Georgia School Case Sheds Light on Right
School, sheriff have limits on ability to search
Last spring at Worth County High School, in Georgia, the Sheriff’s Office searched all 900 students on campus looking for drugs.
The search, in which students were forced to hand over their cells phones and then frisked, did not uncover any drugs. But it has resulted in legal action–against the Sheriff’s office.
Many students said that they were inappropriately groped while being searched by the deputies. Their families in October filed a federal civil suit of $3 million, and at least one deputy is facing charges of sexual battery, false imprisonment, and violation of oath of office.
While the case in Georgia is extreme, it raises questions for students on any high school campus. What are students’ rights on campus?
And as the U.S. supreme court once declared, students do not, “shed their constitutional rights when they enter the schoolhouse door.”
However, school administrators do reserve the ability to restrict the rights of those within their schools.

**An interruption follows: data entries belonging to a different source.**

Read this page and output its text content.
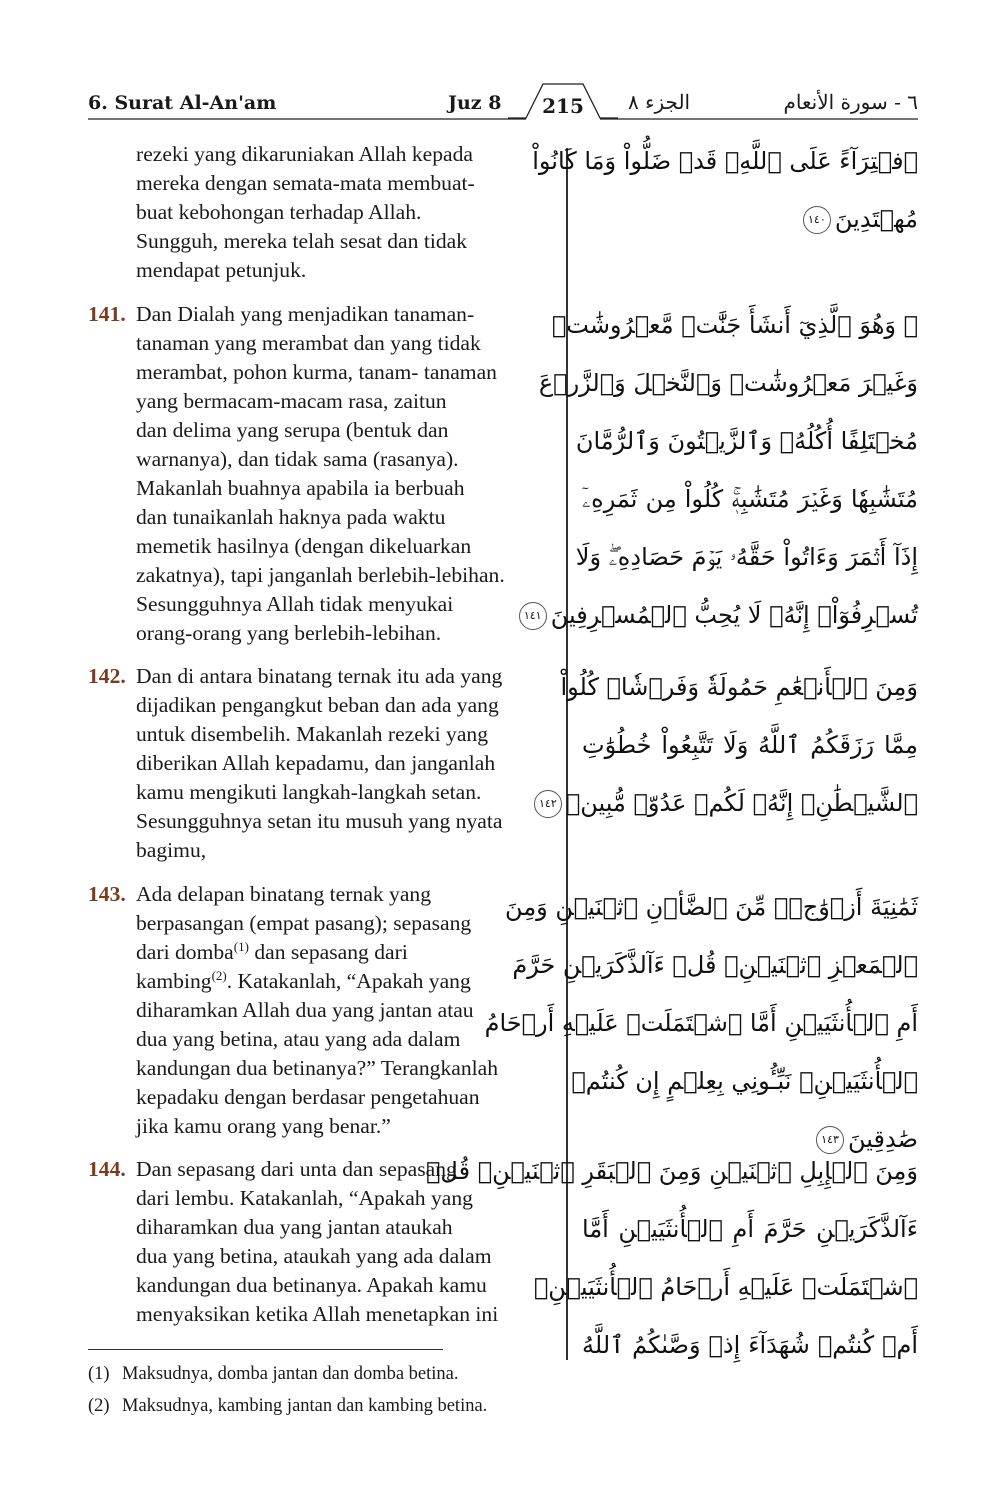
6. Surat Al-An'am	Juz 8	215	الجزء ٨	٦ - سورة الأنعام
rezeki yang dikaruniakan Allah kepada
mereka dengan semata-mata membuat-
buat kebohongan terhadap Allah.
Sungguh, mereka telah sesat dan tidak
mendapat petunjuk.
141. Dan Dialah yang menjadikan tanaman-
tanaman yang merambat dan yang tidak
merambat, pohon kurma, tanam- tanaman
yang bermacam-macam rasa, zaitun
dan delima yang serupa (bentuk dan
warnanya), dan tidak sama (rasanya).
Makanlah buahnya apabila ia berbuah
dan tunaikanlah haknya pada waktu
memetik hasilnya (dengan dikeluarkan
zakatnya), tapi janganlah berlebih-lebihan.
Sesungguhnya Allah tidak menyukai
orang-orang yang berlebih-lebihan.
142. Dan di antara binatang ternak itu ada yang
dijadikan pengangkut beban dan ada yang
untuk disembelih. Makanlah rezeki yang
diberikan Allah kepadamu, dan janganlah
kamu mengikuti langkah-langkah setan.
Sesungguhnya setan itu musuh yang nyata
bagimu,
143. Ada delapan binatang ternak yang
berpasangan (empat pasang); sepasang
dari domba$^{(1)}$ dan sepasang dari
kambing$^{(2)}$. Katakanlah, “Apakah yang
diharamkan Allah dua yang jantan atau
dua yang betina, atau yang ada dalam
kandungan dua betinanya?” Terangkanlah
kepadaku dengan berdasar pengetahuan
jika kamu orang yang benar.”
144. Dan sepasang dari unta dan sepasang
dari lembu. Katakanlah, “Apakah yang
diharamkan dua yang jantan ataukah
dua yang betina, ataukah yang ada dalam
kandungan dua betinanya. Apakah kamu
menyaksikan ketika Allah menetapkan ini
ٱفۡتِرَآءً عَلَى ٱللَّهِۚ قَدۡ ضَلُّواْ وَمَا كَانُواْ
مُهۡتَدِينَ١٤٠
۞ وَهُوَ ٱلَّذِيٓ أَنشَأَ جَنَّٰتٖ مَّعۡرُوشَٰتٖ
وَغَيۡرَ مَعۡرُوشَٰتٖ وَٱلنَّخۡلَ وَٱلزَّرۡعَ
مُخۡتَلِفًا أُكُلُهُۥ وَٱلزَّيۡتُونَ وَٱلرُّمَّانَ
مُتَشَٰبِهٗا وَغَيۡرَ مُتَشَٰبِهٖۚ كُلُواْ مِن ثَمَرِهِۦٓ
إِذَآ أَثۡمَرَ وَءَاتُواْ حَقَّهُۥ يَوۡمَ حَصَادِهِۦۖ وَلَا
تُسۡرِفُوٓاْۚ إِنَّهُۥ لَا يُحِبُّ ٱلۡمُسۡرِفِينَ١٤١
وَمِنَ ٱلۡأَنۡعَٰمِ حَمُولَةٗ وَفَرۡشٗاۚ كُلُواْ
مِمَّا رَزَقَكُمُ ٱللَّهُ وَلَا تَتَّبِعُواْ خُطُوَٰتِ
ٱلشَّيۡطَٰنِۚ إِنَّهُۥ لَكُمۡ عَدُوّٞ مُّبِينٞ١٤٢
ثَمَٰنِيَةَ أَزۡوَٰجٖۖ مِّنَ ٱلضَّأۡنِ ٱثۡنَيۡنِ وَمِنَ
ٱلۡمَعۡزِ ٱثۡنَيۡنِۗ قُلۡ ءَآلذَّكَرَيۡنِ حَرَّمَ
أَمِ ٱلۡأُنثَيَيۡنِ أَمَّا ٱشۡتَمَلَتۡ عَلَيۡهِ أَرۡحَامُ
ٱلۡأُنثَيَيۡنِۖ نَبِّـُٔونِي بِعِلۡمٍ إِن كُنتُمۡ
صَٰدِقِينَ١٤٣
وَمِنَ ٱلۡإِبِلِ ٱثۡنَيۡنِ وَمِنَ ٱلۡبَقَرِ ٱثۡنَيۡنِۗ قُلۡ
ءَآلذَّكَرَيۡنِ حَرَّمَ أَمِ ٱلۡأُنثَيَيۡنِ أَمَّا
ٱشۡتَمَلَتۡ عَلَيۡهِ أَرۡحَامُ ٱلۡأُنثَيَيۡنِۖ
أَمۡ كُنتُمۡ شُهَدَآءَ إِذۡ وَصَّىٰكُمُ ٱللَّهُ
(1) Maksudnya, domba jantan dan domba betina.
(2) Maksudnya, kambing jantan dan kambing betina.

Vice Principal Greg Snyder said that students do have rights, but some rights are limited because they are minors and more so, because school has a responsibility to maintain safety and a good learning environments.
“Students under the age of 18 are protected under rights to privacy, and things like that,” said Snyder. “They don’t however have rights to ownership of belongings.”
On school campuses, students do not have the right to belongings. Anything on a school campus is property of that campus, and can be searched by school officials if there is reasonable suspicion.